A Columbia native, Myers has always enjoyed music. She grew up taking piano lessons and was part of her high school band. After attending summer composition camps at Mizzou and learning more about the MU composition program—as well as the scholarship program for composition majors—she decided to stay in her hometown and attend MU, where she’s had great success in more than just her music career.
As a sophomore she decided to become a tutor at the Writing Center after taking multiple classes with Rachel Harper, the director of the center for the last eight years.
“Dr. Harper asks the best questions of any teacher,” Myers says. “She encourages students to be as creative as possible in writing. Her teaching is the perfect combination of fun, challenging and thought-provoking.”
Harper teaches the Theory and Practice of Tutoring Writing, a required course for anyone who wishes to become a tutor at the Writing Center. The course is rigorous, Harper says, but is essential to being an effective tutor. “Anyone who takes it learns things they didn’t think they’d learn,” she says.
After taking classes in the Honors Humanities Sequence with Harper, who directs the sequence, Myers knew she wanted to continue taking Harper’s courses. As she’s always enjoyed writing, she figured the tutoring class was the next best step.
It turns out it was.
The class teaches students much more than simple writing or editing skills. It covers things such as brainstorming techniques, writing personal statements, working with writers from different disciplines, handling plagiarism, integrating research and more.
The interdisciplinary aspect of both the class and of being a tutor is something Myers, who has tutored for the center ever since she took the class, enjoys the most about the job, and it’s made it both rewarding and educational.
“I’ve learned so much about interdisciplinary topics because I work with students from all majors,” she says. Students with any major, in any class may make an appointment for an hour-long tutoring session at the Student Success Center, which houses the Writing Center.
Regardless of the assignment students are working on—a paper, an article, a short writing assignment, a fellowship application or any other writing-related project—and how far along they are, the students and the tutors work together to address any concerns the students may have. Whether that’s making the piece more complete, using more details, outlining the assignment or even brainstorming ideas for the piece, the tutors and students collaborate to improve the final product.
“The ultimate goal is to empower the students in the writing process, so it’s not just a quick fix,” Myers says. “The goal is to help you leave feeling less stressed out and more confident in expressing your thoughts.”

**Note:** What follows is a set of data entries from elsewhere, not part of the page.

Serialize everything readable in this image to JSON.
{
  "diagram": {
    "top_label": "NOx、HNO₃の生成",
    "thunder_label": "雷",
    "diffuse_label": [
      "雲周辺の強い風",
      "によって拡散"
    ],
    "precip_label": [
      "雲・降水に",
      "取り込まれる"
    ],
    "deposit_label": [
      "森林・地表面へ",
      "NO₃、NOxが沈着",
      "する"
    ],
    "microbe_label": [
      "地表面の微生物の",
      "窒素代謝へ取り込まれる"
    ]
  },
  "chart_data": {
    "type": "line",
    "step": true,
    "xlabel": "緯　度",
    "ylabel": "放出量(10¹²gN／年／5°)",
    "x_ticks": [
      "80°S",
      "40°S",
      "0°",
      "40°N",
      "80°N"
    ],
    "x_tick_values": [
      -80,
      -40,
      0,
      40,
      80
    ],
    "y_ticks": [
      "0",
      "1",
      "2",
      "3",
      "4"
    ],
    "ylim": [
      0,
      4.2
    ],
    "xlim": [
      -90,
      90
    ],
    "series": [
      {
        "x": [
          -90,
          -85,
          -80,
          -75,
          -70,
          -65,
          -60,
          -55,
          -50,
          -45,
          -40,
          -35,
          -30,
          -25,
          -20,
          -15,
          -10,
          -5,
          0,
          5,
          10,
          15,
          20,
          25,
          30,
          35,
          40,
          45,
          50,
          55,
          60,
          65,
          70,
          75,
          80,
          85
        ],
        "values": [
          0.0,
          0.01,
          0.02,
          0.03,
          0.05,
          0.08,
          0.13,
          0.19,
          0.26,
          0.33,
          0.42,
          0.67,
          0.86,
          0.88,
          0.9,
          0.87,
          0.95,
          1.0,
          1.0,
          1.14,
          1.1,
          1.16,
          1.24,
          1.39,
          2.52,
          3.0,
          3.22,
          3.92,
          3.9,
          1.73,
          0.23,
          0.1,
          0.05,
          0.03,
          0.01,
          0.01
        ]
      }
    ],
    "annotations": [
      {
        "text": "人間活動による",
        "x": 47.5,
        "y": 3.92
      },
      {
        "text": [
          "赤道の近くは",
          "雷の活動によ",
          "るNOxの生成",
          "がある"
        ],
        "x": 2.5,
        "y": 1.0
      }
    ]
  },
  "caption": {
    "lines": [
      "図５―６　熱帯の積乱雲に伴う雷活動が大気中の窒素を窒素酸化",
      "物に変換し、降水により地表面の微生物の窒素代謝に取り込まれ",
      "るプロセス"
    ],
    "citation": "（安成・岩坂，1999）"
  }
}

And although the center aims to help students feel better about their writing skills, it often gives the tutors, themselves, more confidence in their own writing abilities, as well.
“Tutors have shared with me how much they’ve learned about their own writing by working in the Writing Center,” Harper says. Myers agrees, saying she’s learned so much in helping students improve their papers and assignments for the past three years.
She’s also seen great success in her music studies. Last year, she worked with a group of female journalists who were putting together an oral history project for the Journalism and Women Symposium titled “Herstory.” She composed music and played the piano for the online project.
“That was a really interesting process because it had to fit the vision of the people I was working for rather than my own vision,” Myers says. “I’d never written music for a published website before, so it was a great opportunity for me.”
Myers is currently waiting to hear the results of her Fulbright application, for which she was accepted as a semi-finalist. She will interview for the scholarship in less than a month, and if selected, hopes to get her master’s degree in music psychology in England, researching the effects of participating in music has on people.
Ideally, Myers will use all of her studies and experience from Mizzou—music studies, geography studies and writing tutoring —in her future career.
“I love writing,” she says, “so I definitely hope to incorporate it into my career. But I also enjoy looking at how music affects our sense of place. Doing research on how music relates to the places that it’s played or produced in or where it’s listened to” in either an academic or professional realm is a possibility, she adds.
Working with students like Myers, Harper says, is one of the best parts of directing the Writing Center.
“Haley took five honors courses with me,” she says, including all four semesters of the humanities sequence and the tutoring class. “I have known her since her freshman year, and here she is getting ready to graduate. Haley is the kind of student who reminds me why I love teaching.”